A new structured dataset maps 40 years of French doctoral theses, supervisors, and institutional links for AI analysis.

Deep Dive

Researchers William Aboucaya and Dastan Jasim have published a landmark academic resource: a structured, linked dataset encompassing all doctoral theses defended in France over a 40-year period from 1985 to 2025. The dataset is constructed by aggregating and reconciling data from the French national thesis platform with additional authority and bibliographic databases. The processing pipeline involved correcting inconsistent identifiers, enriching records for people and institutions, and constructing derived variables that describe academic careers, supervision relationships, jury participation, and institutional affiliations. This creates a unified graph of the French academic system.
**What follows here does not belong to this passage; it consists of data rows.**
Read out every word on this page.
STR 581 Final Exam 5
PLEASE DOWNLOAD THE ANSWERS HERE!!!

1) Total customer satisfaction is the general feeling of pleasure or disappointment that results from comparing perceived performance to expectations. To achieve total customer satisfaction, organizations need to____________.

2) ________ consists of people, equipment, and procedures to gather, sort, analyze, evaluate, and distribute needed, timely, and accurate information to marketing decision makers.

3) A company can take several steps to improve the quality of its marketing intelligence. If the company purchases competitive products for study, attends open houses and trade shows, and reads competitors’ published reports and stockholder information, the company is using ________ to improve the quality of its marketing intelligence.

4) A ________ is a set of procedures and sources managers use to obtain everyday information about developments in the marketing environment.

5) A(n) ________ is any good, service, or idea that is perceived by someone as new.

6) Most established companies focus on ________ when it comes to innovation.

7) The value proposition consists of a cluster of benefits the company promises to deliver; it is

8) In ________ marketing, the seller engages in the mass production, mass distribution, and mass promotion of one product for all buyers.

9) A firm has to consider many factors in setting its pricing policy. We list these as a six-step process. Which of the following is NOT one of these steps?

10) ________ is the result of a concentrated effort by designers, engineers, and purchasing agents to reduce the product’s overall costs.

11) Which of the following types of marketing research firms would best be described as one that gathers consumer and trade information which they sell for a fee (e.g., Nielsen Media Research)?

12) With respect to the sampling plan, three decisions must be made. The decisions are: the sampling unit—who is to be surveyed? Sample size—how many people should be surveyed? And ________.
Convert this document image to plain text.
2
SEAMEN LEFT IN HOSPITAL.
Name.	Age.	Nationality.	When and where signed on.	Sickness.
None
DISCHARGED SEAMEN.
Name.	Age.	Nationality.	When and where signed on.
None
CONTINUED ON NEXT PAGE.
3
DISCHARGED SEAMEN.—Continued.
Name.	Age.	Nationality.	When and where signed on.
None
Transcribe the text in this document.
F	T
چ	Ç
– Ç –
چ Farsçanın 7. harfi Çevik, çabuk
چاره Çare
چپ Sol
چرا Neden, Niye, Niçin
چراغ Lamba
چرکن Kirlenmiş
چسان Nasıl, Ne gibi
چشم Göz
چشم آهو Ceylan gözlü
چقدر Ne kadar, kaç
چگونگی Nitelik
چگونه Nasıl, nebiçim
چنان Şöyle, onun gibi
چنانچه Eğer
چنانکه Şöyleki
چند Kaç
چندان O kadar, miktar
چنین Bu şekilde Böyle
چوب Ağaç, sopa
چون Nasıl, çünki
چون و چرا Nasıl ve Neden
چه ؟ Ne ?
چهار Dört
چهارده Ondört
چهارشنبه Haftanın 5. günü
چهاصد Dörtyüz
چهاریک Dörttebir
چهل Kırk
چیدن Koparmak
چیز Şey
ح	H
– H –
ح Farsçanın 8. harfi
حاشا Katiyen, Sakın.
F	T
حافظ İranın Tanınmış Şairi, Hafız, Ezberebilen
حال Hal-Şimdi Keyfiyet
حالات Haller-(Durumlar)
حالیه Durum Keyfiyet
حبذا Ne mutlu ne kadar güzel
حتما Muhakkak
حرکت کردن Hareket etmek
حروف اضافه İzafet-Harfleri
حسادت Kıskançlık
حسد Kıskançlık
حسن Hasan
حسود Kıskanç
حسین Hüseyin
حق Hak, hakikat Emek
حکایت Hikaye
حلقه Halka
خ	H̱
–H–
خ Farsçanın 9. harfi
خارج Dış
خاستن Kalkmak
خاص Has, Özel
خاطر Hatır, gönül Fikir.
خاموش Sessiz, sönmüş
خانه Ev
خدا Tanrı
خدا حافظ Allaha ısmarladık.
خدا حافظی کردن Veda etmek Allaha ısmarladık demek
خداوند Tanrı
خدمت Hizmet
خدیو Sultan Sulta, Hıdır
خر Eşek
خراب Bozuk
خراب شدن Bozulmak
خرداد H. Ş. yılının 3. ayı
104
The resulting dataset provides structured information at three levels: the thesis, the individual (PhD candidate, supervisor, jury member), and the institution. This multi-level structure is specifically designed to enable both descriptive statistics and sophisticated relational network analyses. Researchers can now computationally study patterns in doctoral education, map the formation and evolution of academic networks, analyze supervision practices, and track institutional collaboration over decades. The paper, shared on arXiv, thoroughly documents the data sources, the complex processing pipeline, and known limitations to facilitate reuse and future extensions by the research community.

Key Points
  • Covers 40 years (1985-2025) of French doctoral theses, aggregated from national metadata sources.
  • Creates a linked graph of theses, individuals (candidates/supervisors/juries), and institutions for network analysis.
  • Enables large-scale research on academic careers, supervision networks, and institutional collaboration over time.

Why It Matters

Provides a foundational dataset for AI-driven analysis of academic systems, career trajectories, and knowledge production at scale.